AB 2004 wird ein Land der EU angehören, das viele Europäer nicht einmal geografisch verorten können. Obwohl Slowenien ein Anrainerstaat der Union ist, haben viele von dem Land keinen Begriff, weil es stets Teil eines multinationalen Staatswesens war. Erst vor 11 Jahren wurde es selbstständig, weshalb die politische Klasse in Ljubljana reichlich Erfahrung im Umgang mit einer Zentralmacht hat. In ihren Konflikten mit Belgrad gewitzt, wird sie auch vor der Brüsseler Bürokratie nicht kuschen. Eine artikulierte EU-Skepsis gibt es in Slowenien kaum, aber man demonstriert auch keine EU-Euphorie. Für die relativ reichen Slowenen ist die Aufnahme in den Klub im Grunde eine schiere Selbstverständlichkeit. Von NORBERT MAPPES-NIEDIEK *

Auf den Schlachtfeldern sah es finster aus. Die Böhmen desertierten schon kompanieweise, und der junge Kaiser musste fürchten, dass ihm das schöne Reich auseinander fallen würde.
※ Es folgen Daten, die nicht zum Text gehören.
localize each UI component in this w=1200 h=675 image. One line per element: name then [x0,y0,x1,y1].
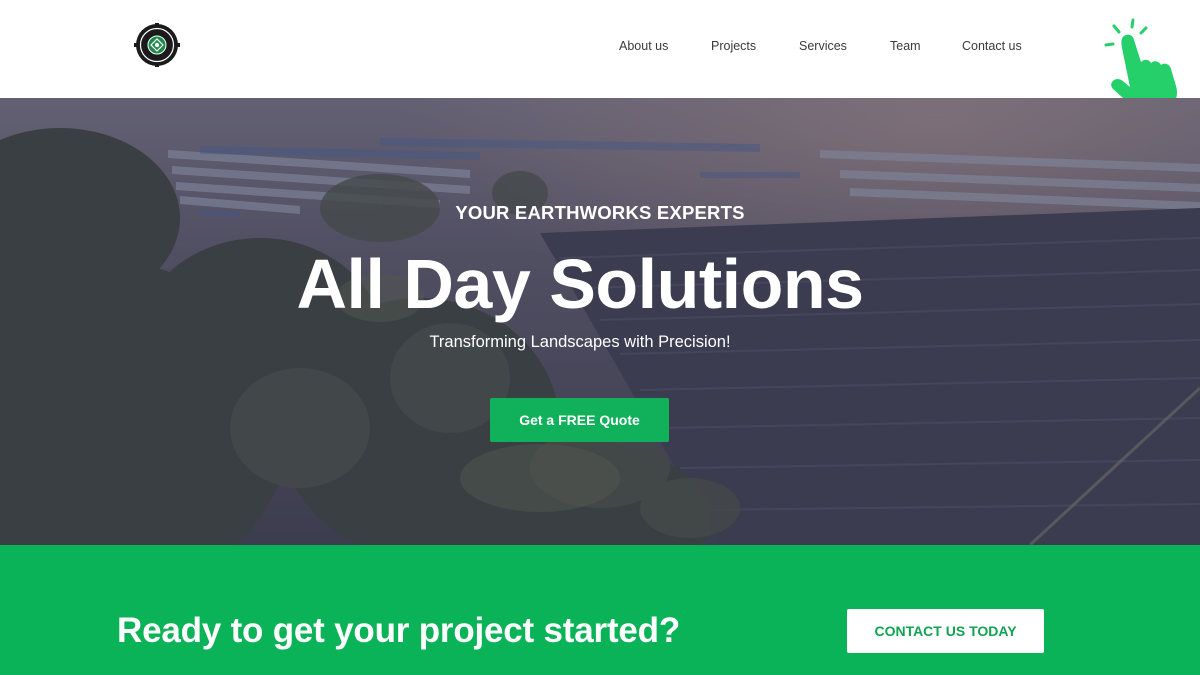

Es war höchste Zeit, die verbliebenen Bundesgenossen zu sammeln, und so bestellte Kaiser Karl sich eines Tages in jenem schrecklichen September 1918 Anton Korosec in die Hofburg zu Wien, einen kaisertreuen Priester, der ihm als Vertreter der Slowenischen Volkspartei bekannt war. Der Kaiser übermittelte Hochwürden Korosec die frohe Botschaft, aus Österreich solle nun endlich der von den Slowenen schon so lange geforderte Bundesstaat werden. „Majestät“, sagte der fromme Herr mit vor Ehrfurcht zitternder Stimme: „Es ist zu spät.“

Die Worte, die Anton Korosec am Ende des Ersten Weltkriegs dem Kaiser entgegnete, könnten als Motto an allen Weggabelungen der slowenischen Geschichte stehen. Immer hatte sich in dem kleinen Volk etwas getan, was in den fernen Zentren keiner richtig mitbekommen hatte. „Es ist zu spät“, eröffnete Sloweniens KP-Chef Milan Kučan in Belgrad seinem serbischen Kollegen Borisav Jović vor dem endgültigen Auseinanderfallen Jugoslawiens. Eine ähnliche Antwort hatten schon 1848 die deutschen Liberalen erhalten, als sie ihre Laibacher Genossen in die Frankfurter Paulskirche einluden, damit sie dort an einer gesamtdeutschen Verfassung mitwirkten. Die Slowenen wollten erst keine Deutschen, dann keine Österreicher, dann keine Jugoslawen mehr sein. Stets reichte ihre Macht gerade aus, sich dem Werben der größeren Mächte zu entziehen.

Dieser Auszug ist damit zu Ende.